Some teens only dream of traveling the world. But one local graduate is not only traveling the world, but actually working to make it a better place, it one student at a time, by teaching with the Peace Corps in Africa.

As a teenager, Erica Wherry was an eye-witness to the challenges facing third world countries. Her mother, Monique Wherry, would take her along on humanitarian trips as part of her work in international development. So it’s no surprise that the Heritage grad grew an interest in working on the international stage.

As a high school student, Wherry’s involvement with Heritage‘s Rosetta Society and CARE Corps Teens reinforced her interest in global matters. But it was during a trip to Kenya six years ago with CARE, an organization fighting global poverty, Wherry was inspired to return there to teach English.

Though her dream took a few twists and turns, as dreams are wont to do, the 2006 HHS grad is now just off the coast of Africa in Madagascar teaching English as a Peace Corps volunteer.
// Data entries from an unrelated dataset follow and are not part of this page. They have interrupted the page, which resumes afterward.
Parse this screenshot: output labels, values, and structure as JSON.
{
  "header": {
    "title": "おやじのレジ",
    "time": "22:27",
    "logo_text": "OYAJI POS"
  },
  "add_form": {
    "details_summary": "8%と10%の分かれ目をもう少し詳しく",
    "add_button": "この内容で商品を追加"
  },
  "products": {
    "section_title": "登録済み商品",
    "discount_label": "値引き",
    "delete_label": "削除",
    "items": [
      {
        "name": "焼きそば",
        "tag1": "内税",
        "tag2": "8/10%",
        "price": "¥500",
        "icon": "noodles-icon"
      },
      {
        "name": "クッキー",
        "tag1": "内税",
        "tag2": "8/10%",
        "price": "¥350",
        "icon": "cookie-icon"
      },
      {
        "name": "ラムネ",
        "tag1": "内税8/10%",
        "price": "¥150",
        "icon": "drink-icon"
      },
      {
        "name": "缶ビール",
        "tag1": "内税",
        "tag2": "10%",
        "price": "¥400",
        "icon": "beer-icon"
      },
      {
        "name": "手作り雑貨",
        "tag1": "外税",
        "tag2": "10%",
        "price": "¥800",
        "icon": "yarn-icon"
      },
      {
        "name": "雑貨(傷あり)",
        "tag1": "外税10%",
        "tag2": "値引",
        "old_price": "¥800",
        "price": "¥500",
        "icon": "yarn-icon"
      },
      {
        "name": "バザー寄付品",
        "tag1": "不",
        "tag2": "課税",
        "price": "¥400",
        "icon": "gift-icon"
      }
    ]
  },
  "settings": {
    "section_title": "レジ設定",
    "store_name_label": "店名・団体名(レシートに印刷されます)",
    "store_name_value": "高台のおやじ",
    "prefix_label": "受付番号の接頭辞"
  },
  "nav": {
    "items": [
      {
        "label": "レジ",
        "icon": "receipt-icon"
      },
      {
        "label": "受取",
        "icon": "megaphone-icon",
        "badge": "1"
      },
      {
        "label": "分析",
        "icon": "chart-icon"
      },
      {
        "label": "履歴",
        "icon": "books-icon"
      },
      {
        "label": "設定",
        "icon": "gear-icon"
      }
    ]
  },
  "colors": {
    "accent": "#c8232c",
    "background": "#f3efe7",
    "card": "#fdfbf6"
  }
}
Last fall, as a Spelman College senior, Wherry applied for an education position in Latin America, since she had minored in Spanish as an International Studies major. However, she was initially assigned to West Africa, where French is the more widely shared language. She began cramming with her little sister’s Rosetta Stone French language tape and enrolled in French 101 her final semester. Then, her invitation kit arrived with her destination – Madagascar, a large island off the east coast of Africa.
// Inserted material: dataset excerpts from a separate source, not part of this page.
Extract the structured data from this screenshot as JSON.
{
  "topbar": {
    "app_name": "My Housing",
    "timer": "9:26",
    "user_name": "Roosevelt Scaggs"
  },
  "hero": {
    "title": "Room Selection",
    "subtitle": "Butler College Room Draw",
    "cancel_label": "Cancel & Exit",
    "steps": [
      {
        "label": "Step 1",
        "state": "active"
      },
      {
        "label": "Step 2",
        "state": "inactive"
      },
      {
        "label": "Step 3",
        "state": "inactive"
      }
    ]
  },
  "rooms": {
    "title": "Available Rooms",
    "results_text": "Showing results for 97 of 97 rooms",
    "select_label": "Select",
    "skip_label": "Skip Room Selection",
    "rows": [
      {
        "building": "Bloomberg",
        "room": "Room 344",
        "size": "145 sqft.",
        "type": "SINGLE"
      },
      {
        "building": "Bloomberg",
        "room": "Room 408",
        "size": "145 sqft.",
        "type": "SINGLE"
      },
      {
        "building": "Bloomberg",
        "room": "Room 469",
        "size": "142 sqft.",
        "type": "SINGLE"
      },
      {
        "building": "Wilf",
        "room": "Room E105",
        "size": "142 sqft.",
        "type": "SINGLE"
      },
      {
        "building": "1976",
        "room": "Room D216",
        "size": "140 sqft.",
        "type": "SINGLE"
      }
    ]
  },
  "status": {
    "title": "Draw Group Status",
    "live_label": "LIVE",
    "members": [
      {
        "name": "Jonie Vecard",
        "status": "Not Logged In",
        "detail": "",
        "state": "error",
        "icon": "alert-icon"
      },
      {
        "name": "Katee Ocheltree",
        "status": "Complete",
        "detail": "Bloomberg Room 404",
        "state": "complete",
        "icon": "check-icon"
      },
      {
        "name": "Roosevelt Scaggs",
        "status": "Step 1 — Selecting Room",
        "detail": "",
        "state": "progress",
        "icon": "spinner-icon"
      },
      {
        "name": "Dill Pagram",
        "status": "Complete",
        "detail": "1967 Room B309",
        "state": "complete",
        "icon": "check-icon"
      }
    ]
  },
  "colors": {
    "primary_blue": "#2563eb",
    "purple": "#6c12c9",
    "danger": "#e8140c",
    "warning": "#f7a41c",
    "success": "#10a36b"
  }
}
Shortly after graduating cum laude in May this year, Wherry embarked with the Peace Corps on a 27-month experience of a lifetime.
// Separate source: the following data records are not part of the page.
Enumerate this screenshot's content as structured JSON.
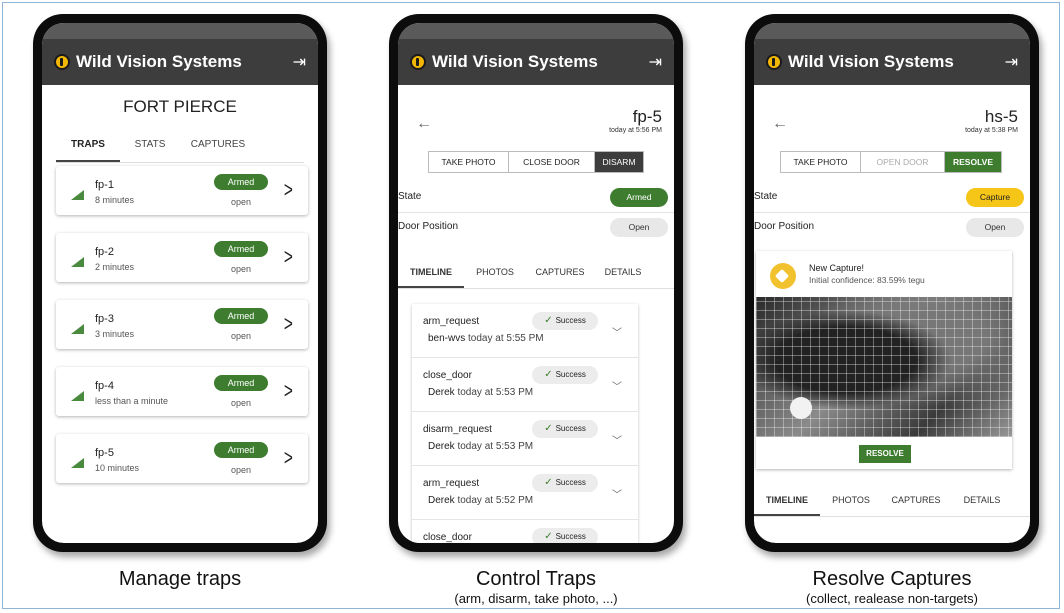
{
  "app": {
    "title": "Wild Vision Systems"
  },
  "manage": {
    "location": "FORT PIERCE",
    "tabs": [
      "TRAPS",
      "STATS",
      "CAPTURES"
    ],
    "traps": [
      {
        "name": "fp-1",
        "ago": "8 minutes",
        "state": "Armed",
        "door": "open"
      },
      {
        "name": "fp-2",
        "ago": "2 minutes",
        "state": "Armed",
        "door": "open"
      },
      {
        "name": "fp-3",
        "ago": "3 minutes",
        "state": "Armed",
        "door": "open"
      },
      {
        "name": "fp-4",
        "ago": "less than a minute",
        "state": "Armed",
        "door": "open"
      },
      {
        "name": "fp-5",
        "ago": "10 minutes",
        "state": "Armed",
        "door": "open"
      }
    ],
    "caption": "Manage traps"
  },
  "control": {
    "trap_id": "fp-5",
    "updated": "today at 5:56 PM",
    "buttons": [
      "TAKE PHOTO",
      "CLOSE DOOR",
      "DISARM"
    ],
    "state_label": "State",
    "state_value": "Armed",
    "door_label": "Door Position",
    "door_value": "Open",
    "tabs": [
      "TIMELINE",
      "PHOTOS",
      "CAPTURES",
      "DETAILS"
    ],
    "timeline": [
      {
        "action": "arm_request",
        "user": "ben-wvs",
        "time": "today at 5:55 PM",
        "status": "Success"
      },
      {
        "action": "close_door",
        "user": "Derek",
        "time": "today at 5:53 PM",
        "status": "Success"
      },
      {
        "action": "disarm_request",
        "user": "Derek",
        "time": "today at 5:53 PM",
        "status": "Success"
      },
      {
        "action": "arm_request",
        "user": "Derek",
        "time": "today at 5:52 PM",
        "status": "Success"
      },
      {
        "action": "close_door",
        "user": "",
        "time": "",
        "status": "Success"
      }
    ],
    "caption": "Control Traps",
    "subcaption": "(arm, disarm, take photo, ...)"
  },
  "resolve": {
    "trap_id": "hs-5",
    "updated": "today at 5:38 PM",
    "buttons": [
      "TAKE PHOTO",
      "OPEN DOOR",
      "RESOLVE"
    ],
    "state_label": "State",
    "state_value": "Capture",
    "door_label": "Door Position",
    "door_value": "Open",
    "capture_title": "New Capture!",
    "capture_confidence": "Initial confidence: 83.59% tegu",
    "resolve_button": "RESOLVE",
    "tabs": [
      "TIMELINE",
      "PHOTOS",
      "CAPTURES",
      "DETAILS"
    ],
    "caption": "Resolve Captures",
    "subcaption": "(collect, realease non-targets)"
  },
  "colors": {
    "armed": "#3e7d2f",
    "capture": "#f5c518",
    "appbar": "#3d3d3d",
    "logo": "#f2b705"
  }
}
“I can actually see a waterfall from my bathroom!,” she wrote in her blog. “In my yard there are mango, orange and banana trees. It’s amazing really.” Those are some of the perks. Some of the challenges have been battling parasites and malaria despite bleaching her drinking water. “Meds took care of it quick. No biggie,” Wherry said shrugging off the adversity.

After a nine-week crash course in Malagasy, the language most residents speak other than French, Wherry was thrust into the classroom teaching the equivalent of sixth and tenth-graders with 60-75 students in each class, ranging from age 12 to 20.
The language barrier is the biggest hurdle for her. “It can be very frustrating living in a country where you understand less than half of what any given person ever says to you,” she said. “The greatest reward is when the people in my village correctly greet me with a ‘good morning/ good afternoon/ or good evening, Ms.’ in English. It warms my heart to know that something from my lesson has rubbed off.”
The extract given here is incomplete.